A: The answer is in understanding why we got things like Columbine wrong so badly.
We never got to the understanding that there were two killers there: one was a psychopath and the other a deeply suicidal depressive.
We don't have a solution for psychopathy, and we don't have any treatment for it. We don't know what to do with these people except to lock them up. But we could listen to the people who study this who are clamoring for more research dollars so we can find some treatments.
As for depression, most of these killers are deep depressives, suicidally depressed people. That's something the public has not come to terms with.
That's the area we should be addressing: catching depression in the teen years. It's really easy to screen for it and diagnose it, and in that way stop the depressive mass murderers in the making.
Q: What lessons can we learn from the Littleton community and how it's dealt with Columbine for 13 years now?
A: The victims want you to know one thing: Don't rush to healing. Give the victims time and space. The longer it goes on, the more profoundly they feel that, and the more angry they are with the public and the media.
The first week, the whole country is in mourning for them. And within, say, six months, we hear these inspiring stories of the kid in the wheelchair who's learning to walk again. We want to hear the inspirational stories of overcoming adversity.
But the survivors feel like the public doesn't want to hear any more "whining." The victims start to hear that as "How can I make you shut up. I want you to get over this so you're done, and we're done with you."

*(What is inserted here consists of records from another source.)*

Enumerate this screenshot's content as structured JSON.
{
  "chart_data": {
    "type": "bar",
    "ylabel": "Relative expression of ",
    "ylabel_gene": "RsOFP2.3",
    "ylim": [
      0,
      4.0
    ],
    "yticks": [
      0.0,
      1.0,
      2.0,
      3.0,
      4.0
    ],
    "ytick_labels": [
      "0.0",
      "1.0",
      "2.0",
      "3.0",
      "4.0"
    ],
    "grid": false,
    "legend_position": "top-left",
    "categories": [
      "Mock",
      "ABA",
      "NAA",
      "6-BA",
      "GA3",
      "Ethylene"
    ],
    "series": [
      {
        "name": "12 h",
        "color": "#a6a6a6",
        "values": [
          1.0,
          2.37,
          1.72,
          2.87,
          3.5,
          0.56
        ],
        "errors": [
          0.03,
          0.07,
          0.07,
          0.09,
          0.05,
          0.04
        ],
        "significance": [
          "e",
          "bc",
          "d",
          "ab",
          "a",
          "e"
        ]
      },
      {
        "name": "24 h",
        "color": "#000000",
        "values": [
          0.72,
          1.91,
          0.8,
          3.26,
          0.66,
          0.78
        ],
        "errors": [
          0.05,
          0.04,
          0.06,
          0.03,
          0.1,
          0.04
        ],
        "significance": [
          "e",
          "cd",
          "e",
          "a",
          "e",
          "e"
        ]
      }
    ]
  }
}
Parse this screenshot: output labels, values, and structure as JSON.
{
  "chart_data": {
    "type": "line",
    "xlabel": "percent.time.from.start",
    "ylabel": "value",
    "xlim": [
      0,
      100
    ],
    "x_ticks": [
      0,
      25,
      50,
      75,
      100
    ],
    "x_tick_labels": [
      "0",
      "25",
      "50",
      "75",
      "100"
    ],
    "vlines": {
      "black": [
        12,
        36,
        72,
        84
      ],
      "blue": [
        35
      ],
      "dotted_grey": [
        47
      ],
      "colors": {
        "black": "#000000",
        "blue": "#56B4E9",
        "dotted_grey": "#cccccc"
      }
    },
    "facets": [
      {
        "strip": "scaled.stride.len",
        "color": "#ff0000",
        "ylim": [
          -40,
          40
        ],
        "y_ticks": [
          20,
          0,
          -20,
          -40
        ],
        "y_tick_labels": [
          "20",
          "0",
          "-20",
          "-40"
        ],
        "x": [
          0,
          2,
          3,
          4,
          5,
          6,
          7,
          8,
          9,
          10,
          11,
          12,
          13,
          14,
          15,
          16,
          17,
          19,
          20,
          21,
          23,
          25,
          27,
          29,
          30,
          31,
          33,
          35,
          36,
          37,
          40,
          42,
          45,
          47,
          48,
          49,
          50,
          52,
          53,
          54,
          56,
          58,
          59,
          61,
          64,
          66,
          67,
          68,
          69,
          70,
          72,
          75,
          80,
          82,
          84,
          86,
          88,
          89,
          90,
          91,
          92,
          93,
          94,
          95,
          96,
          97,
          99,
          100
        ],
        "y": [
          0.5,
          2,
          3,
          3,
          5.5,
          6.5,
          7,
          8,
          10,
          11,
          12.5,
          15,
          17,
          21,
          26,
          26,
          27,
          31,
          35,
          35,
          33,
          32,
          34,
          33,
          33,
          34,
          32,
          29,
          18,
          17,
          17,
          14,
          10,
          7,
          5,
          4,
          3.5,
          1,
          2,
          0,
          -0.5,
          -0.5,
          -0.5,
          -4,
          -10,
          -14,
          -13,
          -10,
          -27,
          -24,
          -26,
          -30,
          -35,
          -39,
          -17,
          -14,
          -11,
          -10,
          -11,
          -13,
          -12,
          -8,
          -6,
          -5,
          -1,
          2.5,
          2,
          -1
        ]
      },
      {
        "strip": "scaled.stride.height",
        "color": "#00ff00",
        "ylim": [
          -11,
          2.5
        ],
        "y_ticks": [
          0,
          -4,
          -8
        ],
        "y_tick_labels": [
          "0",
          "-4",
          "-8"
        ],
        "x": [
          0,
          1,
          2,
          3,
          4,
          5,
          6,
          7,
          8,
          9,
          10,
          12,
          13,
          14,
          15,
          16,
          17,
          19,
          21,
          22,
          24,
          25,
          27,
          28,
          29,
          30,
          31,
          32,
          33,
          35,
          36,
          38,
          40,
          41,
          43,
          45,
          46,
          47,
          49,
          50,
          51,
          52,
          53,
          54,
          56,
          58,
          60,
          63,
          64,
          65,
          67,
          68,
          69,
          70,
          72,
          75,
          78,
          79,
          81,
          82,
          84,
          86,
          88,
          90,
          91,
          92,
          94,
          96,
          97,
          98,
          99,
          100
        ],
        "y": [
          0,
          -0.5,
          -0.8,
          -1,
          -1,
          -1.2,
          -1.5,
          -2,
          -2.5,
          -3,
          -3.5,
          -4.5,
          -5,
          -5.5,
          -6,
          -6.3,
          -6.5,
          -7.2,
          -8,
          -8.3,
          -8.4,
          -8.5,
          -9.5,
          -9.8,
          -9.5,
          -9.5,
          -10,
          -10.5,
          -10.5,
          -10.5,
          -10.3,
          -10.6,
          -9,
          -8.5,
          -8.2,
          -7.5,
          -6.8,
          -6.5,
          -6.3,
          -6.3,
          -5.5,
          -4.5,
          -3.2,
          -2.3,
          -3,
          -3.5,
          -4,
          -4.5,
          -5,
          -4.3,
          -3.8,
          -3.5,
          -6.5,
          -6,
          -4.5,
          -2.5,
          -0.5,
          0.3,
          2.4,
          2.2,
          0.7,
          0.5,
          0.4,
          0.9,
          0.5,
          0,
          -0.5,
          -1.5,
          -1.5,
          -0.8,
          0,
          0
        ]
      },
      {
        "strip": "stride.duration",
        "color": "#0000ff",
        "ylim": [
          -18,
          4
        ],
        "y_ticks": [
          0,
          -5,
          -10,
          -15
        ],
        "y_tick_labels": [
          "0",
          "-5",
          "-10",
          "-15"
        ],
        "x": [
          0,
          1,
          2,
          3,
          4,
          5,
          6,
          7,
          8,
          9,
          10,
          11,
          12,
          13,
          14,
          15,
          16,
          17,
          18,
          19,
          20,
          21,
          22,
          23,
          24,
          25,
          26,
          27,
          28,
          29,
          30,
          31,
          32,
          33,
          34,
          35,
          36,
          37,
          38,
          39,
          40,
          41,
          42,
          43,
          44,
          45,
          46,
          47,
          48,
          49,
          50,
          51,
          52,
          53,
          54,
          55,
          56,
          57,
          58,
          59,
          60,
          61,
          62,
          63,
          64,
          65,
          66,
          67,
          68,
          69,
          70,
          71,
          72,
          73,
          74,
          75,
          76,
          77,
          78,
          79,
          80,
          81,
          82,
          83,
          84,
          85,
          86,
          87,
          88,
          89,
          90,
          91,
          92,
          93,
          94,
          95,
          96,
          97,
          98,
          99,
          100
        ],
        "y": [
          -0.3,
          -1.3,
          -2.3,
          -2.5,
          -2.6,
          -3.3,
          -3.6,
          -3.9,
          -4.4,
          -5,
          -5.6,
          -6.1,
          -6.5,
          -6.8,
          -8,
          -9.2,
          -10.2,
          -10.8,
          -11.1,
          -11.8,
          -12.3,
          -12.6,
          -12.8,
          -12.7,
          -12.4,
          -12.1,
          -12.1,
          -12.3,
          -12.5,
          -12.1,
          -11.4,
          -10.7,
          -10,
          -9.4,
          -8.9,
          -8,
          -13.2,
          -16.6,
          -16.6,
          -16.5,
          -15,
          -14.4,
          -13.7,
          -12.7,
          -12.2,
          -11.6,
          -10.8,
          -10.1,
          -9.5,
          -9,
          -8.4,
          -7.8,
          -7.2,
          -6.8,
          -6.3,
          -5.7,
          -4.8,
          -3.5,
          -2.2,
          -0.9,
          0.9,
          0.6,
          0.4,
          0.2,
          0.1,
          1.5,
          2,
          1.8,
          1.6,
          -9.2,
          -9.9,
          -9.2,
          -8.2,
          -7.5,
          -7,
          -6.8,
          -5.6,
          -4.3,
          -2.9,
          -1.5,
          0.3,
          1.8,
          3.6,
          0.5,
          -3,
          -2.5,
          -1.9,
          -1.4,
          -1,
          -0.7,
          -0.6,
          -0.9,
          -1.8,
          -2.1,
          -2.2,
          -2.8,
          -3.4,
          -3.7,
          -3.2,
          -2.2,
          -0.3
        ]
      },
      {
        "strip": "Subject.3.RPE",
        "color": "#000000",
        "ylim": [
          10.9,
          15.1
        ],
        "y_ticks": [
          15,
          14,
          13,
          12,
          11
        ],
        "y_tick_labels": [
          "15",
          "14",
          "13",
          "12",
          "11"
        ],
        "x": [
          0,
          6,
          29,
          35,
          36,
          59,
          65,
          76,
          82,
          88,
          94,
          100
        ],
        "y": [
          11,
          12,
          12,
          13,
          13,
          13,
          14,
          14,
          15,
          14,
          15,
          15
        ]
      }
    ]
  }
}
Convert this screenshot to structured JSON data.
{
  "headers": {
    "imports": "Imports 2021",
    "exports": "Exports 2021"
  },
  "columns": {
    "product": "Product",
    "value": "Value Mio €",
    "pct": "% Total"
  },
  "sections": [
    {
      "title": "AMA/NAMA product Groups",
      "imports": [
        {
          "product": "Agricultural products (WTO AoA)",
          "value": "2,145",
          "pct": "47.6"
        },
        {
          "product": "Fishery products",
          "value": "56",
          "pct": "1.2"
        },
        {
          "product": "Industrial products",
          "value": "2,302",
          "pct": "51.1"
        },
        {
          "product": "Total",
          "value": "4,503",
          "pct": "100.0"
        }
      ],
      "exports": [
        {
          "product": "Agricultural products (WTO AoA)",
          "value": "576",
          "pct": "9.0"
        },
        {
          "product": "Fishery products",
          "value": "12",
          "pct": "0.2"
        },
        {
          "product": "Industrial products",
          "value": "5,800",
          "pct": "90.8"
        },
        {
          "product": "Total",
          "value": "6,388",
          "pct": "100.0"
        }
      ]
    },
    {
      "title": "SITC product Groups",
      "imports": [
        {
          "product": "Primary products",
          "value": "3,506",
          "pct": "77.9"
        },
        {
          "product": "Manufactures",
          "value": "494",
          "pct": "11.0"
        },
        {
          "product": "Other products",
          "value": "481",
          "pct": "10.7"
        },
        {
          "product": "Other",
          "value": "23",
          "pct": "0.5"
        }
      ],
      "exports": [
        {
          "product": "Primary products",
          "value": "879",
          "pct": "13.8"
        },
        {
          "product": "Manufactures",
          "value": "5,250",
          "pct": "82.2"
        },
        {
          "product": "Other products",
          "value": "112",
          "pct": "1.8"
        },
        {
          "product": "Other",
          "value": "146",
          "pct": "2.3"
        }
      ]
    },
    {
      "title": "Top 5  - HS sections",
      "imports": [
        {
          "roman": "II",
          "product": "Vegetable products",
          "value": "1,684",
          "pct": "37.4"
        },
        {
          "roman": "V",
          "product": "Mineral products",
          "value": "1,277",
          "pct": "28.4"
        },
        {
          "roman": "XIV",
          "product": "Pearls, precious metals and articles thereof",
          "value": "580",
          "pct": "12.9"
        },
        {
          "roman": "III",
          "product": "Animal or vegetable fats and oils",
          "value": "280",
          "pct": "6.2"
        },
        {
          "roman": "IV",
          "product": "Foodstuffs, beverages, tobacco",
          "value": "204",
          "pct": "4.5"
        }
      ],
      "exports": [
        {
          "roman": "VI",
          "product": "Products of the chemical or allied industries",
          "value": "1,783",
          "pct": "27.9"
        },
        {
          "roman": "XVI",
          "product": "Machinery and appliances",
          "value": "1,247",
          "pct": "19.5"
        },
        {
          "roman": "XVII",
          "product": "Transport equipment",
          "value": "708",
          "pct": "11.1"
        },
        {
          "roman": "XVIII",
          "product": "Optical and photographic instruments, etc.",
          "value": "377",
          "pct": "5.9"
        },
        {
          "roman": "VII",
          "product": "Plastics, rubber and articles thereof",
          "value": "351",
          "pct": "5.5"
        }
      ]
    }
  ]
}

The victims resent that. They feel, "I'm not ready to heal, I don't want to process this just to please you."
Some victims need forever to be sad about it. They want time to heal and space to do it in their own way, and they don't want a lot of well-intentioned help.
Q: It's amazing how victims are often so willing to talk to the media after these tragedies. Is that good for them?
A: The jury is still out on that.
We used to think it's healthy to talk about these things, and it can be, but it can also be really unhealthy to relive them.
We're just in the early stages of understanding post-traumatic stress. I went to Tucson to talk to journalists after the shootings there as part of the DART program (which helps traumatized journalists), and we were told that if people talk want to talk about it, then go with that, and let them. But don't ask them to go back and relive things if they're not volunteering.
Q: After years of studying Columbine, what gives you hope?
A: Patrick Ireland gives me hope.
He was known as the Boy in the Window. He went out the second-story window, and the SWAT team caught him. He had one bullet to the foot and one to the brain, he wasn't expected to ever walk or talk again. After the first night, the prognosis was really bad.
But he had other ideas. He had an incredible will, and he fought back. He was able to walk again, to water ski. He walks now with a limp, but he walks well.
He ended up graduating from college and going to business school and he loves it. He got married, he's really happy, he's living a full life. He forgave the killers and put it behind him.
He's an extraordinary guy, and there are several like him.
Randy Dotinga is a Monitor contributor.